Leaders try to predict Google network’s effect on area economy

In this Nov. 10, 2010 file photo, the company logo is displayed is at Google headquarters in Mountain View, Calif. Search engine giant Google Inc. is making Kansas City, Kan., the first place to get its new ultra-fast broadband network, the company announced Wednesday, March 30, 2011.

Patrick Pichette, Google's chief financial officer, claps after an announcement that Google had chosen to build its ultra high-speed fiber network in Kansas City, Kan., Wednesday, March 30, 2011.

Wyandotte County is the winner of a high-stakes national competition to land Google’s ultra high-speed fiber network.

“After a careful review, today we’re very happy to announce that we will build our ultra high-speed network in Kansas City, Kansas,” Google announced in a blog Wednesday morning.

And that also could be good news for Lawrence.

Lawrence leaders generally were pleased with the announcement that the high-tech network would be right next door to the city.

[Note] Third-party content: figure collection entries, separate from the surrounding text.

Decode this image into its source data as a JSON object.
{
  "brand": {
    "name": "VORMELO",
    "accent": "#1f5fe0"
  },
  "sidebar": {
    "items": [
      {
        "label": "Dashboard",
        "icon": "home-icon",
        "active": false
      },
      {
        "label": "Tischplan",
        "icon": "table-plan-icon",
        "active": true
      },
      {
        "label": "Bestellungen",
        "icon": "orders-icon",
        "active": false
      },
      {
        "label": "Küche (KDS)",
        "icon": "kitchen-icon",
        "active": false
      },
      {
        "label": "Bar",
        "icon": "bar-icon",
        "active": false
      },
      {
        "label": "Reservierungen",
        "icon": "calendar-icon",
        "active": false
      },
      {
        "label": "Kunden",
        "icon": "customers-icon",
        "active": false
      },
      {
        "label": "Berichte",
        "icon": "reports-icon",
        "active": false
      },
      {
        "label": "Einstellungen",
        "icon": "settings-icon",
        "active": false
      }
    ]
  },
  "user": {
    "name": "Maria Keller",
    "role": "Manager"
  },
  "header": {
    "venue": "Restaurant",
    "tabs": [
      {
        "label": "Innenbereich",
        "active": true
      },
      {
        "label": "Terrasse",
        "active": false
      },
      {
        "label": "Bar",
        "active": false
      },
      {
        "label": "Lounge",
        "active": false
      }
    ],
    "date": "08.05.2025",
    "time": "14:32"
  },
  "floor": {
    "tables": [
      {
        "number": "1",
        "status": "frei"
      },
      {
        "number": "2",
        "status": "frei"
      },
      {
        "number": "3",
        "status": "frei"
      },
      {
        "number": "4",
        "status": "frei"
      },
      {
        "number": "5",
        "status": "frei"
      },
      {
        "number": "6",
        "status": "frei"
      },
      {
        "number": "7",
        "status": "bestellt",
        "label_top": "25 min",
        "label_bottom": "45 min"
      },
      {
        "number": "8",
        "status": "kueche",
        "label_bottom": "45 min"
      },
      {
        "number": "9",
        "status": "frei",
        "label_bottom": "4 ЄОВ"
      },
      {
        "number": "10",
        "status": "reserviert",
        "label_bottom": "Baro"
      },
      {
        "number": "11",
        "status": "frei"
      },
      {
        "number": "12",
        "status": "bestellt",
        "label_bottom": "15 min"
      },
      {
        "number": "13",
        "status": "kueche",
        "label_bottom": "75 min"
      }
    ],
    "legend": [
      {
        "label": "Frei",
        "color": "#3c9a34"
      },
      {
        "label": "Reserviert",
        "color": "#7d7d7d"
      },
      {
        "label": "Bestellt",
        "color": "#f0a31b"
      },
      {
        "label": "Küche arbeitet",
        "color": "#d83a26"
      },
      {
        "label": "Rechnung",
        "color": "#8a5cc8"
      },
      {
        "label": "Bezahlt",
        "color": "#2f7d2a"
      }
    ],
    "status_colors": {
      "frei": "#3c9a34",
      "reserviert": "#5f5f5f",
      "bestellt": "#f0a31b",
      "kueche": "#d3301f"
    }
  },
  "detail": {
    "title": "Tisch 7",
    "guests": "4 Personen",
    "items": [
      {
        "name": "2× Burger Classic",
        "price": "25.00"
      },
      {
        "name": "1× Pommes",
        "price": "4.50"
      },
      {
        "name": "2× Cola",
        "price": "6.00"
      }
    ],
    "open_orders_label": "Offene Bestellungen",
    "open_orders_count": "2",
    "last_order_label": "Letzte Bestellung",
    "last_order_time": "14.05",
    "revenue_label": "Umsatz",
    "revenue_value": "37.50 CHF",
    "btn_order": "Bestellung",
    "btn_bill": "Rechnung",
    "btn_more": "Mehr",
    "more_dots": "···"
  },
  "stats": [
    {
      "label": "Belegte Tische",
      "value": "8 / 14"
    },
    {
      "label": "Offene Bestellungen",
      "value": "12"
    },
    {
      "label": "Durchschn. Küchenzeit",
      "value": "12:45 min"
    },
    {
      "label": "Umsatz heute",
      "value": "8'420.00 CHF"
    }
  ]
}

“I’m confident that we’ll benefit from it in the long run,” said City Commissioner Aron Cromwell. “We’re the closest intellectual hub to the Kansas City area.”

The Kansas University Medical Center will be in the area served by the new network. Dr. Roy Jensen, director of the KU Cancer Center, was among just a handful of Kansas City leaders featured in a Google video blog touting the project.

“I think that shows how important Google thinks it can be to KU,” Cromwell said.

But Cromwell said in the longer term Lawrence may be in a position to benefit even more directly.

“Having it installed next door to us will make it easier for us in the future, if it is ever expanded,” Cromwell said. “Having it a few miles down the road rather than in New York or California will be a benefit.”

Beth Johnson, director of economic development for the Lawrence Chamber of Commerce, said the project was great news for Kansas, but said it could make Kansas City, Kan., more difficult to compete with when companies are trying to decide where to locate within the region.

“It certainly is an advantage they will have over others in the region,” Johnson said. “But I think we all might benefit because certainly there’s going to be a lot of attention for the entire area.”

Local Internet providers were taking a wait-and-see approach to what the Google project would really mean.

“The Kansas City area should be pretty proud that from a demographic and technology standpoint that Google has selected the city,” said Tony Palermo, vice president of marketing for Knology. “Nothing bad will come from it. Competition will benefit the consumer, but I think we all just have to wait and see what they really mean.”

Knology provides Internet and cable service to Piper, which is just outside the city limits of Kansas City. Palermo said Knology doesn’t yet know whether Google will be providing service in that area, though an article on the Kansas City Kansan website says that the Piper school district will be involved in the project.

“The interesting part will be in the details, not necessarily the intent,” Palermo said. “I think there are always concerns about fairness, but our company was built on competition. There is more to competition than running fiber to a home or business.”

Barbara Atkinson, executive vice chancellor at Kansas University Medical Center, said Wednesday’s announcement was “huge for Wyandotte County and will be great for all of us.”

And for KUMC in particular, it would boost research capacities, data analysis, access to patients for telemedicine and student teleconferencing capabilities, she said.

“Just having the ability to do so much more things so much more quickly is the future,” she said.

Atkinson, speaking before she was scheduled to meet with Google executives later in the afternoon Wednesday, said that while it was still too early to fully know all of the benefits the high-speed Internet capacity might have, she guessed it could potentially help with faculty recruitment and could possibly boost KU’s effort to become a designated National Cancer Institute.

“Everything that puts our name on the map helps,” she said, particularly in the national media.